In the next couple of weeks I will post about the process, and some of my thoughts as I build the course. At this point in time I did create online sites (twitter, facebook, google group, ...) to create an open (and free) course environment. I will list all of these web-spaces once I have added a bit more information on them AND once the facilitators are lined up (just started to contact some really great mobile savants!). The date will follow later as well, but ... we are well on our way.

So what is a MOOC? Look at the movie from the wonderful Dave Cormier to get an idea of what it is.

The MOOC is an idea that was put forward by Stephen Downes and George Siemens, they looked further then the boundaries of their institutes and put a course on the web that could be followed by everybody who could connect to the Internet. The MOOC courses tend to be chaotic, but at the same time energizing. One of the sad things however is that a lot of participants drop out of the MOOCs for a variety of reasons, although many of them expressed enthusiasm for the course.
This posed a couple of learning philosophy problems, as I was looking to find a way where old school instructional design could meet socio-constructivist learning/teaching.
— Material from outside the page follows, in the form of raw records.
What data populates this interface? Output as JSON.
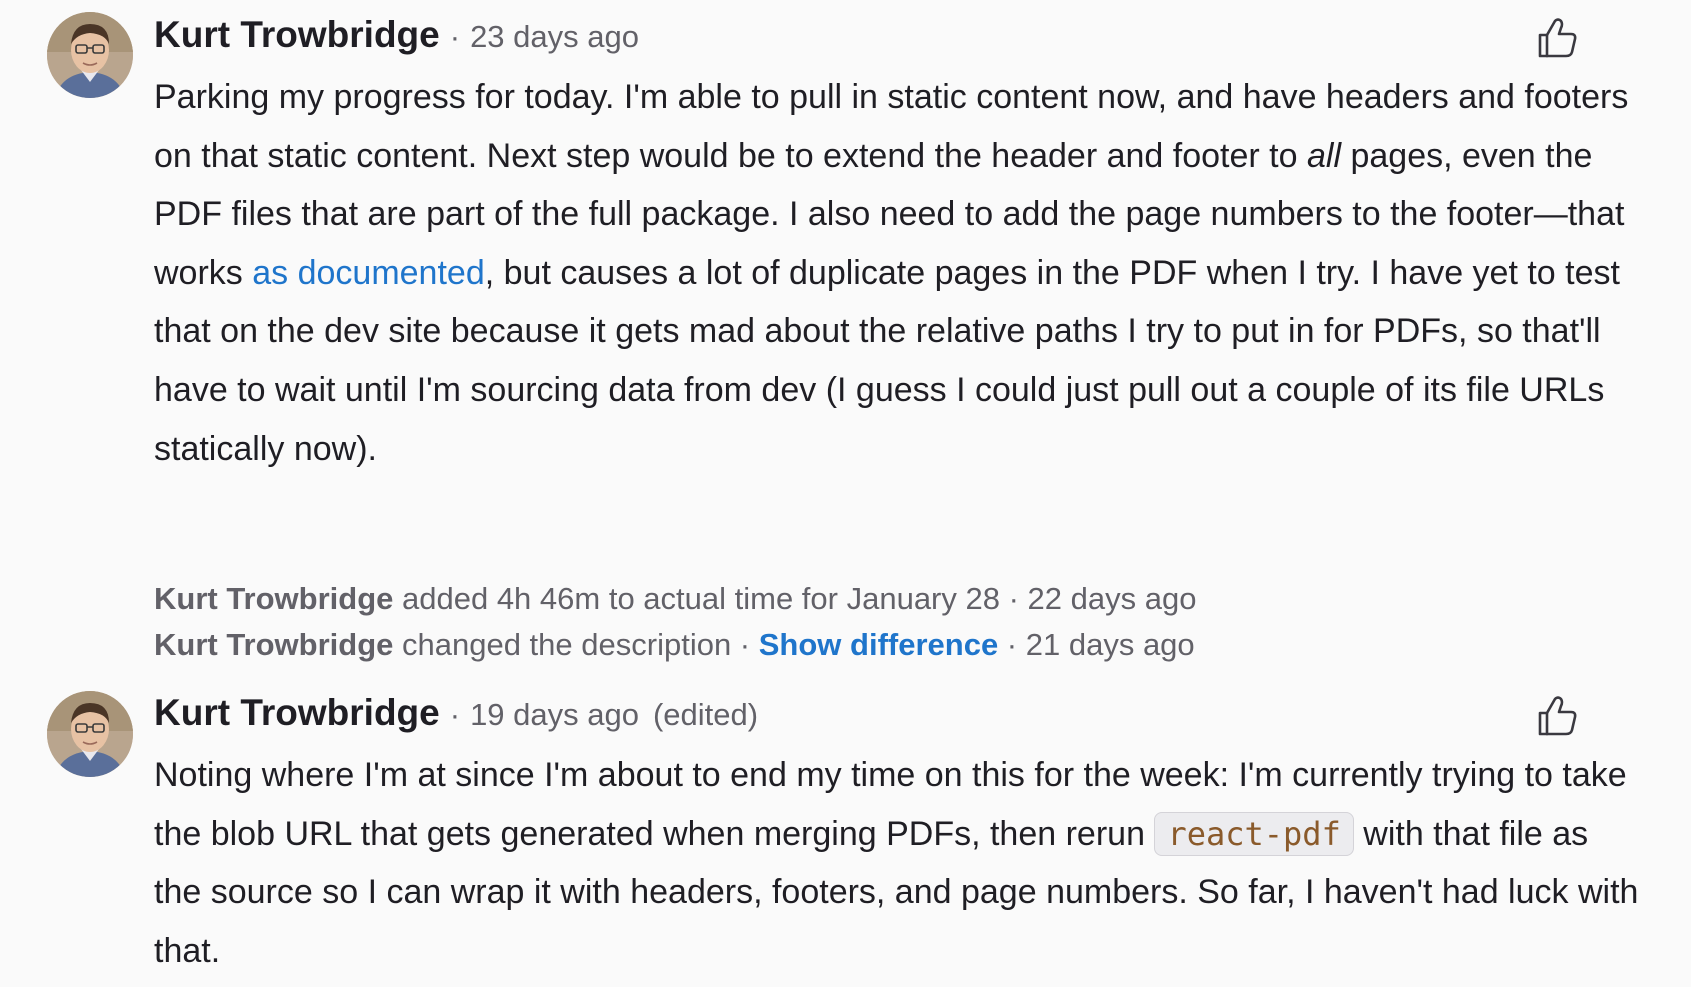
{
  "comments": [
    {
      "author": "Kurt Trowbridge",
      "separator": "·",
      "timestamp": "23 days ago",
      "edited": "",
      "body": {
        "p1": "Parking my progress for today. I'm able to pull in static content now, and have headers and footers on that static content. Next step would be to extend the header and footer to ",
        "emphasis": "all",
        "p2": " pages, even the PDF files that are part of the full package. I also need to add the page numbers to the footer—that works ",
        "link": "as documented",
        "p3": ", but causes a lot of duplicate pages in the PDF when I try. I have yet to test that on the dev site because it gets mad about the relative paths I try to put in for PDFs, so that'll have to wait until I'm sourcing data from dev (I guess I could just pull out a couple of its file URLs statically now)."
      }
    },
    {
      "author": "Kurt Trowbridge",
      "separator": "·",
      "timestamp": "19 days ago",
      "edited": "(edited)",
      "body": {
        "p1": "Noting where I'm at since I'm about to end my time on this for the week: I'm currently trying to take the blob URL that gets generated when merging PDFs, then rerun ",
        "code": "react-pdf",
        "p2": " with that file as the source so I can wrap it with headers, footers, and page numbers. So far, I haven't had luck with that."
      }
    }
  ],
  "system_notes": [
    {
      "author": "Kurt Trowbridge",
      "action": " added 4h 46m to actual time for January 28",
      "link": "",
      "separator": " · ",
      "timestamp": "22 days ago"
    },
    {
      "author": "Kurt Trowbridge",
      "action": " changed the description",
      "sep_before_link": " · ",
      "link": "Show difference",
      "separator": " · ",
      "timestamp": "21 days ago"
    }
  ],
  "icons": {
    "avatar": "avatar",
    "like": "thumbs-up-icon"
  },
  "colors": {
    "link": "#1f75cb",
    "text": "#1f1e24",
    "muted": "#626168",
    "code_text": "#8a5a2b",
    "code_bg": "#ececef",
    "background": "#fafafa"
  }
}
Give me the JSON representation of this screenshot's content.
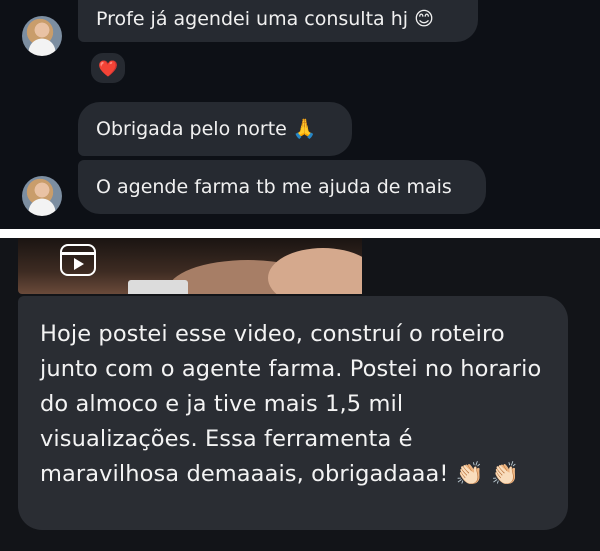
{
  "top_chat": {
    "messages": [
      {
        "text": "Profe já agendei uma consulta hj 😊",
        "reaction": "❤️"
      },
      {
        "text": "Obrigada pelo norte 🙏"
      },
      {
        "text": "O agende farma tb me ajuda de mais"
      }
    ]
  },
  "bottom_chat": {
    "message": "Hoje postei esse video, construí o roteiro junto com o agente farma. Postei no horario do almoco e ja tive mais 1,5 mil visualizações. Essa ferramenta é maravilhosa demaaais, obrigadaaa! 👏🏻 👏🏻",
    "attachment_icon": "reels-icon"
  }
}
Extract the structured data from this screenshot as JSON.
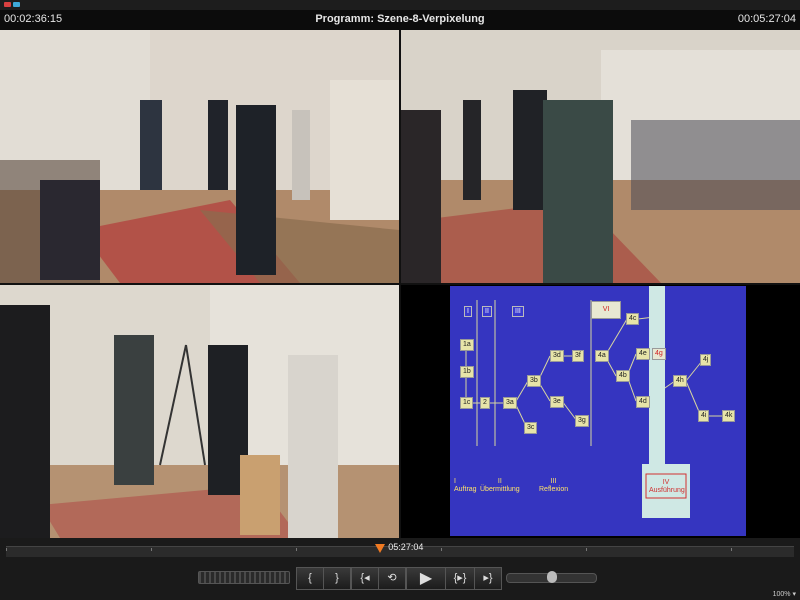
{
  "window": {
    "time_elapsed": "00:02:36:15",
    "title": "Programm: Szene-8-Verpixelung",
    "time_total": "00:05:27:04",
    "btn_colors": [
      "#d94040",
      "#3fa9d9"
    ]
  },
  "diagram": {
    "roman_labels": [
      "I",
      "II",
      "III"
    ],
    "box_top": "VI",
    "nodes": [
      {
        "id": "1a"
      },
      {
        "id": "1b"
      },
      {
        "id": "1c"
      },
      {
        "id": "2"
      },
      {
        "id": "3a"
      },
      {
        "id": "3b"
      },
      {
        "id": "3c"
      },
      {
        "id": "3d"
      },
      {
        "id": "3e"
      },
      {
        "id": "3f"
      },
      {
        "id": "3g"
      },
      {
        "id": "4a"
      },
      {
        "id": "4b"
      },
      {
        "id": "4c"
      },
      {
        "id": "4d"
      },
      {
        "id": "4e"
      },
      {
        "id": "4g"
      },
      {
        "id": "4h"
      },
      {
        "id": "4i"
      },
      {
        "id": "4j"
      },
      {
        "id": "4k"
      }
    ],
    "columns": [
      {
        "num": "I",
        "name": "Auftrag"
      },
      {
        "num": "II",
        "name": "Übermittlung"
      },
      {
        "num": "III",
        "name": "Reflexion"
      },
      {
        "num": "IV",
        "name": "Ausführung"
      }
    ]
  },
  "timeline": {
    "current_time": "05:27:04",
    "progress": 0.475
  },
  "controls": {
    "mark_in": "{",
    "mark_out": "}",
    "go_to_in": "{◂",
    "loop": "⟲",
    "play": "▶",
    "play_in_out": "{▸}",
    "go_to_out": "▸}",
    "volume_level": 0.5
  },
  "zoom": "100% ▾"
}
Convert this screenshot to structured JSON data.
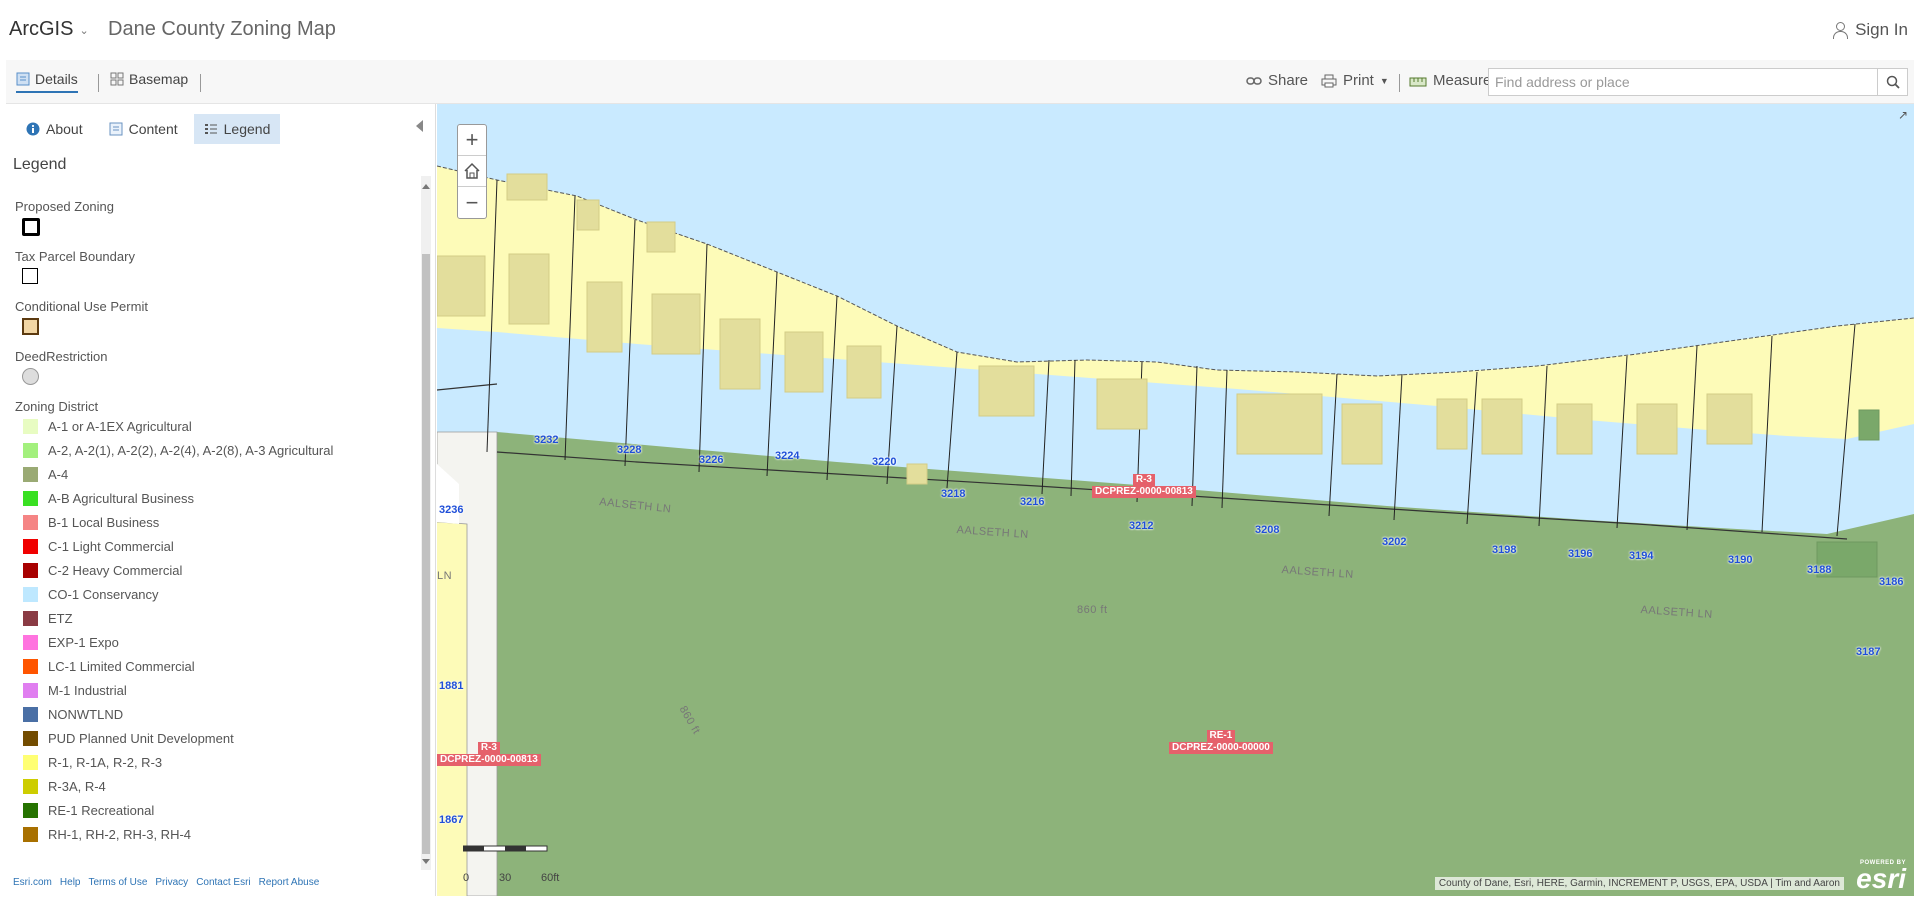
{
  "header": {
    "brand": "ArcGIS",
    "title": "Dane County Zoning Map",
    "signin": "Sign In"
  },
  "toolbar": {
    "details": "Details",
    "basemap": "Basemap",
    "share": "Share",
    "print": "Print",
    "measure": "Measure",
    "search_placeholder": "Find address or place"
  },
  "panel": {
    "tabs": {
      "about": "About",
      "content": "Content",
      "legend": "Legend"
    },
    "legend_title": "Legend",
    "sections": {
      "proposed": "Proposed Zoning",
      "tax_parcel": "Tax Parcel Boundary",
      "cup": "Conditional Use Permit",
      "deed": "DeedRestriction",
      "zoning": "Zoning District"
    },
    "zones": [
      {
        "label": "A-1 or A-1EX Agricultural",
        "color": "#e8fcc2"
      },
      {
        "label": "A-2, A-2(1), A-2(2), A-2(4), A-2(8), A-3 Agricultural",
        "color": "#a3f07d"
      },
      {
        "label": "A-4",
        "color": "#9aaa74"
      },
      {
        "label": "A-B Agricultural Business",
        "color": "#39e022"
      },
      {
        "label": "B-1 Local Business",
        "color": "#f58484"
      },
      {
        "label": "C-1 Light Commercial",
        "color": "#f00000"
      },
      {
        "label": "C-2 Heavy Commercial",
        "color": "#a80000"
      },
      {
        "label": "CO-1 Conservancy",
        "color": "#bee8ff"
      },
      {
        "label": "ETZ",
        "color": "#8a3b44"
      },
      {
        "label": "EXP-1 Expo",
        "color": "#ff73df"
      },
      {
        "label": "LC-1 Limited Commercial",
        "color": "#ff5500"
      },
      {
        "label": "M-1 Industrial",
        "color": "#e07ef0"
      },
      {
        "label": "NONWTLND",
        "color": "#4a6fa5"
      },
      {
        "label": "PUD Planned Unit Development",
        "color": "#734c00"
      },
      {
        "label": "R-1, R-1A, R-2, R-3",
        "color": "#ffff73"
      },
      {
        "label": "R-3A, R-4",
        "color": "#cdcd00"
      },
      {
        "label": "RE-1 Recreational",
        "color": "#267300"
      },
      {
        "label": "RH-1, RH-2, RH-3, RH-4",
        "color": "#a87000"
      }
    ],
    "footer": [
      "Esri.com",
      "Help",
      "Terms of Use",
      "Privacy",
      "Contact Esri",
      "Report Abuse"
    ]
  },
  "map": {
    "attribution": "County of Dane, Esri, HERE, Garmin, INCREMENT P, USGS, EPA, USDA | Tim and Aaron",
    "esri_powered": "POWERED BY",
    "esri_word": "esri",
    "scale_labels": [
      "0",
      "30",
      "60ft"
    ],
    "parcel_numbers": [
      "3232",
      "3228",
      "3226",
      "3224",
      "3220",
      "3218",
      "3216",
      "3212",
      "3208",
      "3202",
      "3198",
      "3196",
      "3194",
      "3190",
      "3188",
      "3186",
      "3236",
      "1881",
      "1867",
      "3187"
    ],
    "street_labels": [
      "AALSETH LN",
      "AALSETH LN",
      "AALSETH LN",
      "AALSETH LN",
      "LN",
      "860 ft",
      "860 ft"
    ],
    "zone_labels": [
      {
        "zone": "R-3",
        "case": "DCPREZ-0000-00813"
      },
      {
        "zone": "R-3",
        "case": "DCPREZ-0000-00813"
      },
      {
        "zone": "RE-1",
        "case": "DCPREZ-0000-00000"
      }
    ],
    "colors": {
      "water": "#c9eaff",
      "residential": "#fdfbb8",
      "recreational": "#8db37a",
      "road": "#f4f4f0"
    }
  }
}
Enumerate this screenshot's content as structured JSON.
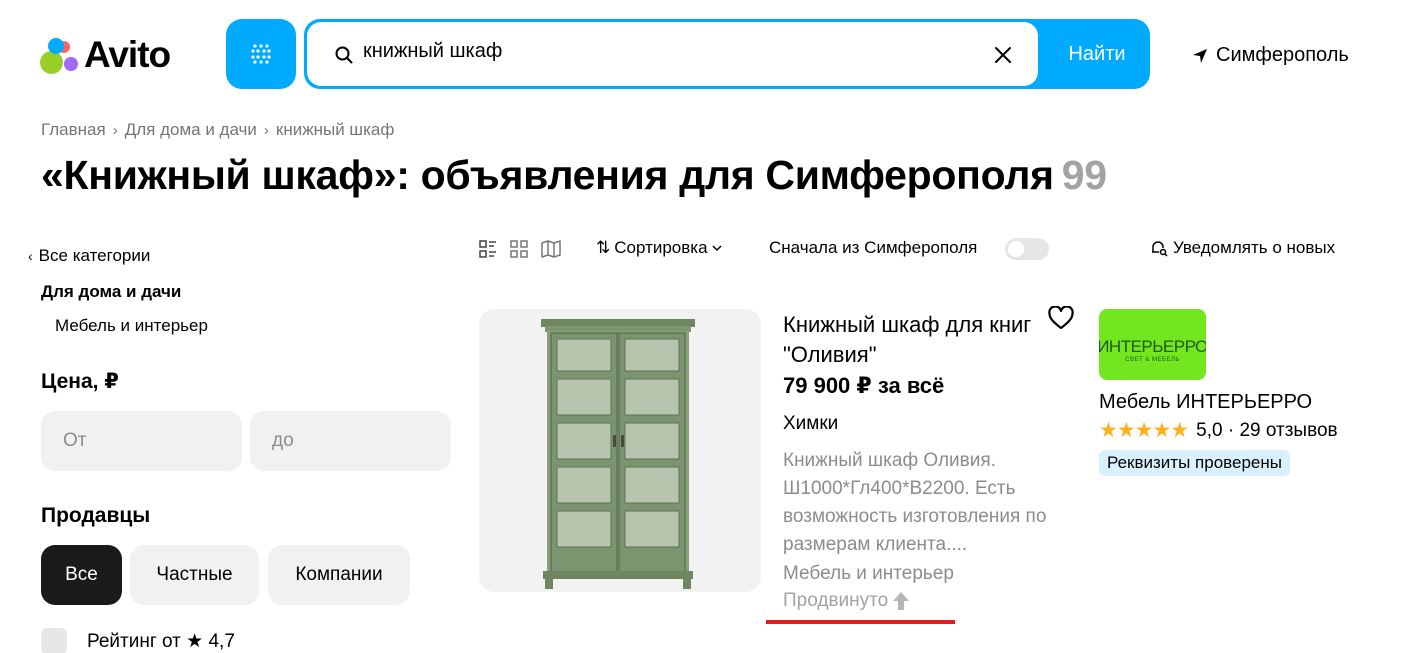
{
  "header": {
    "logo_text": "Avito",
    "logo_colors": [
      "#97cf26",
      "#a169f7",
      "#ff6163",
      "#00aaff"
    ],
    "search_value": "книжный шкаф",
    "search_button": "Найти",
    "city": "Симферополь",
    "accent_color": "#00aaff"
  },
  "breadcrumbs": [
    "Главная",
    "Для дома и дачи",
    "книжный шкаф"
  ],
  "title": {
    "text": "«Книжный шкаф»: объявления для Симферополя",
    "count": "99"
  },
  "sidebar": {
    "all_categories": "Все категории",
    "category": "Для дома и дачи",
    "subcategory": "Мебель и интерьер",
    "price_label": "Цена, ₽",
    "price_from_placeholder": "От",
    "price_to_placeholder": "до",
    "sellers_label": "Продавцы",
    "sellers_options": [
      "Все",
      "Частные",
      "Компании"
    ],
    "sellers_selected": "Все",
    "rating_label": "Рейтинг от ★ 4,7"
  },
  "toolbar": {
    "view_icons": [
      "list-view-icon",
      "grid-view-icon",
      "map-view-icon"
    ],
    "sort_label": "Сортировка",
    "from_city_label": "Сначала из Симферополя",
    "from_city_enabled": false,
    "notify_label": "Уведомлять о новых"
  },
  "listing": {
    "title": "Книжный шкаф для книг \"Оливия\"",
    "price": "79 900 ₽ за всё",
    "location": "Химки",
    "description": "Книжный шкаф Оливия. Ш1000*Гл400*В2200. Есть возможность изготовления по размерам клиента....",
    "category": "Мебель и интерьер",
    "promoted": "Продвинуто",
    "favorite": false
  },
  "seller": {
    "logo_text": "ИНТЕРЬЕРРО",
    "logo_subtext": "СВЕТ & МЕБЕЛЬ",
    "name": "Мебель ИНТЕРЬЕРРО",
    "stars": "★★★★★",
    "rating": "5,0 · 29 отзывов",
    "verified": "Реквизиты проверены"
  }
}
So I got my first challenge: can a massive, open, online course be organized on the topic of mLearning, which would be able to keep more participants motivated and not drop out? Can participants be extra motivated to not only follow the course, but also engage in a minimum set of activities which would result in a stronger networking and connecting amongst participants?

This is what I think might help to achieve this goal:

Be really clear on the learning goal of the course, and connect it to a set of guidelines for activities from which the participants can choose, in this case a participant can choose to be active in 3 different ways: lurking (the most passive, but nevertheless learning), an intermediate, active participant (engages only on some occasions), and an active participant (who engages in at least 2/3 of the course's topics or modules and works on an overall knowledge activity).
Mix learning philosophies: balance a more classic, structured instructional design approach, with the more open socio-constructionalist learning view. Why? To hopefully build a learning environment that might connect closer to each of the participants learning knowledge (by creating clear learning objectives and offer learning activities), yet at the same time allow contextualized and personalized knowledge creation to occur (each participant engages with the other participants to collectively and collaboratively construct their own learning which suits their own teaching/learning need in the topic of mLearning).
Give those participants that are really active something extra once they have concluded the course by participating in 2/3 of the course (ah, are not you wondering what they will get?).

Linda Venter and El-Marie Mostert from the University of Pretoria send me a wonderful resource to get me back on track with basic instructional design and all its features: NetNet's guide to Internet Course Design and Development.